The pink hot dog and the angry child

I saw this clip on the tv-show ”Doctors”. Dr Sears acts in a small scene where he is taking his 6-year old nephew out to eat hot dogs. The boy sees a pink hot dog on the roof on the hot-dog-place, demands to have a pink hot dog and then becomes more and more agitated, and we can sense that a tantrum is coming up. In the TV-show, we then are back to the studio, and the audience is asked to ”vote” between different alternatives, like ”discipline him in the line” or just carrying the boy away. The latter alternative, to leave, won and was also endorsed by the doctors.

I live in Sweden, and for us the Americans seems a little bit obsessed with ”discipline” and maybe this clip should be seen from that perspective, maybe the show wants to present more humane and long-term alternatives to ”discipline”. When I see this, though, I get the following thoughts:

When the boy demands a pink hot dog – why not just go to the counter and ask for that? Maybe the boy knows that when an adult really wants something, they go to the counter and talk to the attendant, and sometimes even strange requests can be met. In that case the child’s frustration would be quite understandable; the adult does not do to the kid what he might do with himself.

If I would be in such a situation I would just pick up the boy with my arms and go and ask politely: ”Excuse me, we have a small emergency here; Do you by any chance have pink hot dogs?”. Of course I am not sure about how people would react in the United States, but in Sweden, most people would smile and at least try to think of a solution. And if they say no, I might ask some supplementary questions like ”if we come back here later, would you then be able to make us a pink hot dog?” or ”do you know where we can get one?”

This way of acting has several advantages to the solution proposed by the ”Doctors”:

  • One: it teaches the child an important skill in life – to ask for help from a person behind a counter. This might be a life saving skill ten years later, when he is travelling alone for the first time in his life, and it can also help in building a trustful view of the world; the message is something like: In a crisis, there might be people out there ready to help you.
  • Two: it would show that the adult is on the child’s side against the world. If there aren’t any pink hot dogs to get, at least he’s doing what he can to help.

And I would even like to suggest that if they don’t offer to make any pink hot dogs, one might ask the child: Do you REALLY want to have a pink hot dog? Do you want us to go to a supermarket and ask if they can help us make one ourselves?

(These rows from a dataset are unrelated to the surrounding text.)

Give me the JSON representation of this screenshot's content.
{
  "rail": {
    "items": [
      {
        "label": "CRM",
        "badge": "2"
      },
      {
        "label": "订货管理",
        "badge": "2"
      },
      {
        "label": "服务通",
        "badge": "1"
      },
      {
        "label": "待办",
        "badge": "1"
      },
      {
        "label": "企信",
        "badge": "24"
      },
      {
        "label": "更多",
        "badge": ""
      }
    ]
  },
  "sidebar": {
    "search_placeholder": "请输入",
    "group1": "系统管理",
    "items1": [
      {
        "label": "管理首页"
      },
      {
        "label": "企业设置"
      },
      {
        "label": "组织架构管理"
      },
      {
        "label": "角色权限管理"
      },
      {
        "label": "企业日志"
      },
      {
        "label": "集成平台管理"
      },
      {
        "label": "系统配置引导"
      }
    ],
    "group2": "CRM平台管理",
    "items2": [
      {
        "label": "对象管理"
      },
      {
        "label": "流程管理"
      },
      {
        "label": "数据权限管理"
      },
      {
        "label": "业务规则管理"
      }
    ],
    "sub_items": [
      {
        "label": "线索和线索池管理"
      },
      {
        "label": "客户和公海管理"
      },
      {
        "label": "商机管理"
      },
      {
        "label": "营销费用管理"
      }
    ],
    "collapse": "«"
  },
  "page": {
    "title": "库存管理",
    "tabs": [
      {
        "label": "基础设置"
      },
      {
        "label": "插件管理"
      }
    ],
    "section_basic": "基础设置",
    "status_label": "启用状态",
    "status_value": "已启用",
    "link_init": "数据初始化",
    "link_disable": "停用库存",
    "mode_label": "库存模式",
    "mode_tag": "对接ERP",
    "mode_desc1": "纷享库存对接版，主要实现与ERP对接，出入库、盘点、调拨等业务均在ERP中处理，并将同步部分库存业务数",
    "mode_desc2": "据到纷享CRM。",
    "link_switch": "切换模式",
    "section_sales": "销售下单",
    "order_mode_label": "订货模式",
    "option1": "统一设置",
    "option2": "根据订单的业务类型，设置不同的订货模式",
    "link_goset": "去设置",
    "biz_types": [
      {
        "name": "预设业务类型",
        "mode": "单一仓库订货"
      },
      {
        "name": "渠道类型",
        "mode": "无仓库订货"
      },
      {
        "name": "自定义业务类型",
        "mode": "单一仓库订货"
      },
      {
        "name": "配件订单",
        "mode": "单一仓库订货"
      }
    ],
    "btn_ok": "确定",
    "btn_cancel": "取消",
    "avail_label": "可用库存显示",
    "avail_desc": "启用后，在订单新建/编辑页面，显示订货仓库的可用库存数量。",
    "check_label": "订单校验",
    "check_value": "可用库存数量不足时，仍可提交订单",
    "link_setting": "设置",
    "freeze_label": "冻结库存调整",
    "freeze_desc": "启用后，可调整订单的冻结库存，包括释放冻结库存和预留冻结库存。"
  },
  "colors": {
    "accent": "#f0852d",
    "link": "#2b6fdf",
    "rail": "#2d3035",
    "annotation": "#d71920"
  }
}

To make a pink hot dog should not be impossible. Maybe you can make a pink sauce to dip it in. Or you might find some sort of colouring to boil it in. This is the sort of adventure that could be perfect for a day with an uncle. It also would teach the boy a number of important things: To plan a sequence of actions to get to a desired goal. That problems that seem impossible might be solved with cooperation and creativity. And it might also be a terrific bonding-exercise for the two.

And there is also another twist to this story:

Maybe there is a real obstacle here, for instance, say that the doctor really do think that pink hot dogs are a health hazard and couldn’t think of exposing the boy to that. In that case, of course, it would be helpful if he had explained that. But even more importantly, the child might still cry and rage, and there’s a lot of research that shows that this venting of feelings might be very beneficial for the child. There are so many frustrations of this kind in the life of a child, and crying and raging helps children to get back into balance. Of course it is a difficult challenge when other people dislikes your child’s emotional expression, but this also raises the question: on who’s side are you? In my mind it would be very possible to let the child have a tantrum there on the spot, it can’t be illegal, can it? And if the child goes into a tantrum the uncle/doctor should not, as is suggested in the program, ignore it, but stay close and supportive towards the child.

In sum: It think this clip shows very well that by implementing a ”the adult knows best”-approach, you might miss out on an awful lot of opportunities for learning, creativity and connection.

Note: This posting is inspired by parenting philosophies Playful Parenting and Aware Parenting.